Die Kroatien Trilogie: Flora und Fauna

Die Kroatien Trilogie: Flora und Fauna

Für alle an Flora und Fauna interessierten Kroatien-Urlauber lohnt es sich, die Badeorte zu verlassen und sich in das oft nur spärlich besiedelte Hinterland zu begeben. Begünstigt durch die klimatische Dreiteilung, das bedeutet: in Küstennähe mediterran, auf dem Festland kontinental und in den Dinariden alpin, findet in dem Balkanstaat eine große Anzahl von Pflanzen- und Tierarten eine Heimat. Während unserer zahlreichen Kroatienaufenthalte hatten wir die ein oder andere Begegnung mit teils sehr seltenen Pflanzen und Tieren – einige davon haben wir sogar fotografisch festhalten können und die seht Ihr in diesem Beitrag!

Bitte beachtet: Weder bin ich professioneller Tierfotograf, noch verfüge ich über ein fachspezifisches, Flora und Fauna betreffendes Studium. Ich kann Euch nur die Pflanzen und Tiere zeigen, von denen ich über Aufnahmen verfüge und ich kann nur das grundlegende Wissen wiedergeben, das ich mir über ebendiese angeeignet habe. Solltet Ihr umfassendere Informationen über einzelne Tier- und Pflanzenarten wünschen, ist Euch entsprechende Fachliteratur die größere Hilfe.

Kroatien – ein Reptilienparadies

Kleine Eidechsenarten wie beispielsweise Zaun- und Smaragdeidechsen findet man auch in Kroatien in hoher Anzahl. Dank des milderen Klimas finden sich außerdem einige „Exoten“, nämlich Land- und Meeresschildkröten, Riesensmaragdeidechsen, Geckos und sogar Giftschlangen.
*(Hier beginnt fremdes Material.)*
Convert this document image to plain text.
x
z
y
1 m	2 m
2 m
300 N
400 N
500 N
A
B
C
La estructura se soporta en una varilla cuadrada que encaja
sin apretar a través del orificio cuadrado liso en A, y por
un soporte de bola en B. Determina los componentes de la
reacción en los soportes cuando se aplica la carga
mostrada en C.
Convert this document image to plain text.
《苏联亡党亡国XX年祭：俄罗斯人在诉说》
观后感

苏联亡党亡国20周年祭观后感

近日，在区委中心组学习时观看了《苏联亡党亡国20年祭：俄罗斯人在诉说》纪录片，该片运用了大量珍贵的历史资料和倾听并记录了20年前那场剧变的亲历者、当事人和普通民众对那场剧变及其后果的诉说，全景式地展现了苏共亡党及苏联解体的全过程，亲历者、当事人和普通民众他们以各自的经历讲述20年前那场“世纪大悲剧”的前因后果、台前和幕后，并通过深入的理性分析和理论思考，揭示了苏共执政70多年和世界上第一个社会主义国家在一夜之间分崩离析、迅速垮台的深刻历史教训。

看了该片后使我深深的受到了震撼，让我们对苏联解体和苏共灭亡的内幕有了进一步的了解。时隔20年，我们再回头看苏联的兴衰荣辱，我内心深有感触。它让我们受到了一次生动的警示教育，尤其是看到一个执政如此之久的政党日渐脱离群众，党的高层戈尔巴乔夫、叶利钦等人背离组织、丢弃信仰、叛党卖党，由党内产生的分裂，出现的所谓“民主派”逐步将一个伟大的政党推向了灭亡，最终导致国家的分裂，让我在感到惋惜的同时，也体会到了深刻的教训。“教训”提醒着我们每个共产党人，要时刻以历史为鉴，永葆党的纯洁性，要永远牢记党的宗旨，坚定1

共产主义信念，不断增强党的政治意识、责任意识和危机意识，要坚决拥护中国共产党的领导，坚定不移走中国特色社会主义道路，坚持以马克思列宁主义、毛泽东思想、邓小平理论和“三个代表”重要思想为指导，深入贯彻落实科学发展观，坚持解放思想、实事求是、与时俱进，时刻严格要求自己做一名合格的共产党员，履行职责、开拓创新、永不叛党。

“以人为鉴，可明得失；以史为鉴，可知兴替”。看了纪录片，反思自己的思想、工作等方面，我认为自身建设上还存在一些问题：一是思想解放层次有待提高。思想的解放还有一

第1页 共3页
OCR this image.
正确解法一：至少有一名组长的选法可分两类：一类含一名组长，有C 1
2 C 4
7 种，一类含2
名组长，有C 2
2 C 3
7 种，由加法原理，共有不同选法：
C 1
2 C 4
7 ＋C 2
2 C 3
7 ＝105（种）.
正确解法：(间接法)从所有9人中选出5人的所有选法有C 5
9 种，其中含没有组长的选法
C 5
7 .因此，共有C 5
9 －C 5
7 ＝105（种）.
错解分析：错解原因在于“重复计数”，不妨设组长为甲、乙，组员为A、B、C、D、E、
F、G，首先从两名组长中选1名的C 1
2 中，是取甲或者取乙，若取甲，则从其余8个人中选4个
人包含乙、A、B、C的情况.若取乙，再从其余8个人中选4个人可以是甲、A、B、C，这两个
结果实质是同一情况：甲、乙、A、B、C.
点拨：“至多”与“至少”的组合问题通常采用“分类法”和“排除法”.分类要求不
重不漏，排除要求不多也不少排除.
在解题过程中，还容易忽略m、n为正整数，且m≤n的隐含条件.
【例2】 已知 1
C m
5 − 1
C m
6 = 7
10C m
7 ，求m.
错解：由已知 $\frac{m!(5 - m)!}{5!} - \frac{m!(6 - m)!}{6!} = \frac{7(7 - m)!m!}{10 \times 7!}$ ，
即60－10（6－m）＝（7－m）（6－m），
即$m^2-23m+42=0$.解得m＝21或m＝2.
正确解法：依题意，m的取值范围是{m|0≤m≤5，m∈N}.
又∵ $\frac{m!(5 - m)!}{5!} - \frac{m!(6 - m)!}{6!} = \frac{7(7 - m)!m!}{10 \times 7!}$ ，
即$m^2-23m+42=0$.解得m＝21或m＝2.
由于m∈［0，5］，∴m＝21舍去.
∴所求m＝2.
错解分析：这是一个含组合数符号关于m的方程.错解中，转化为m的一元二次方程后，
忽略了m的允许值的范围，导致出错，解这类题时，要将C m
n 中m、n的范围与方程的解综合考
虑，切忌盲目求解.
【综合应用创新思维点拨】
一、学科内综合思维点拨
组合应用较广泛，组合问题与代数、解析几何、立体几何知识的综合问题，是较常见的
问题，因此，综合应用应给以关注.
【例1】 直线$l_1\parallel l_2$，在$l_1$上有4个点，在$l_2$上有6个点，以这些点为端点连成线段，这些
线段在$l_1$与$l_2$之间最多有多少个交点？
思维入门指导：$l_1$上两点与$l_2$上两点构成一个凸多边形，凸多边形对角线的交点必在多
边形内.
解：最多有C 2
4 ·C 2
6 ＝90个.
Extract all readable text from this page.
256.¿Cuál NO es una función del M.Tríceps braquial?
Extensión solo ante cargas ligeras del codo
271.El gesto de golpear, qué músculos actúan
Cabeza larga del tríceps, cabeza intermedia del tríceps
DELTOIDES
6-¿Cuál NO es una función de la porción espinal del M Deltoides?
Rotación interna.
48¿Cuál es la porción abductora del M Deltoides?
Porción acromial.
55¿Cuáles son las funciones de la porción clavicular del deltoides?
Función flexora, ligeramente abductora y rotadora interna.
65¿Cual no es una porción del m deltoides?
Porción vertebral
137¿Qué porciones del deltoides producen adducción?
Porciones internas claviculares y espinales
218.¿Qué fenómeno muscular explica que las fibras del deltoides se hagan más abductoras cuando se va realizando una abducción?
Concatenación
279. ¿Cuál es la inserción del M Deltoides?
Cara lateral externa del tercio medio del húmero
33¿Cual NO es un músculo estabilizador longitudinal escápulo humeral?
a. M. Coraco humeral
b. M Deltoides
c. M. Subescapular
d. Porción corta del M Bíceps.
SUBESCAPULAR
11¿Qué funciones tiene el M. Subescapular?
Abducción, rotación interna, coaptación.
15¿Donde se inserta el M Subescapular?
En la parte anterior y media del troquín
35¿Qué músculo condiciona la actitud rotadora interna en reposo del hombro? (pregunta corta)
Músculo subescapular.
Land- und Meeresschildkröten

Meeresschildkröten bevorzugen Sandstrände und begegnet man an Kroatiens meist felsiger Küste daher selten. Einmal haben wir eine Meeresschildkröte in einer Brackwasserbucht gesehen, doch war leider keine Kamera griffbereit. Landschildkröten begegnet man in Küstennähe und diese können eine durchaus stattliche Größe annehmen. Einziger Feind der Schildkröten ist der Mensch. Vor allem Kinder sammlen die armen Tiere gerne ein und verkaufen sie für ein paar Kuna an Touristen. Mein Tipp an alle Tierfreunde: Kauft den Kindern die Tiere ab und setzt sie in der Wildnis wieder aus. Die Kinder freuen sich über etwas Taschengeld und die Schildkröten über die wiedergewonnene Freiheit. Nur bitte nicht mit nach Hause nehmen!

Riesensmaragdeidechsen

Der Anblick einer ausgewachsenen Riesensmaragdeidechse ist sehr beeindruckend, weil ihr Schuppenpanzer leuchtend grün ist, was sie zu einem wahren Blickfang macht. In Kroatien lebt diese Art vorwiegend in küstennahen Gebieten, ernährt sich von kleineren wirbellosen Tieren und kann über 50 cm lang werden. Ihr größter Feind ist der Straßenverkehr. Will man Riesensmaragdeidechsen einmal live sehen, so ist wie bei allen wechselwarmen Tieren der frühe Morgen die beste Tageszeit, wo die Tiere nach der Kälte der Nacht noch nicht so flink sind und gerne das Sonnenlicht aufsuchen. Mir ist bislang ein Foto (siehe links unten) von einer etwa 40 cm langen Riesensmaragdeidechse gelungen. Fühlt eine Riesensmaragdeidechse sich bedroht, faucht und schnappt sie. Und hat sie erst einmal zugebissen, lässt sie nicht mehr los. Bitte haltet also Eure Hunde von ihnen fern!

Geckos

Meines Wissens sind Geckos in Kroatien nicht heimisch, sie fühlen sich dort aber sehr wohl. Geckos findet man überall dort wo die Winter mild sind, also in Küstennähe. Diese Tiere sind sehr flink und selbst war ich noch nie auf „Geckojagd“, doch will man welche sehen, ist die beste Tageszeit nach Sonnenuntergang in der Nähe menschlicher Behausungen.

Schlangen

Schlangen begegnet man in Kroatien nicht selten. Dort sind ca. 15 Schlangenarten beheimatet, darunter die giftige Europäische Hornotter, in Kroatien „Poskok“ genannt. Dieser Art begegnet man in den mediterranen Klimazonen Kroatiens sowie in den küstennahen Gebirgen. Selbst bin ich einer Hornotter drei mal begegnet. Schlangen sind sehr scheu und suchen sofort das Weite, wenn sich ein Mensch oder großes Tier ihnen nähert. Dies ist auch der Grund, warum ich Euch leider nur ein Foto einer flüchtenden (ungiftigen) Vierstreifennatter zeigen kann.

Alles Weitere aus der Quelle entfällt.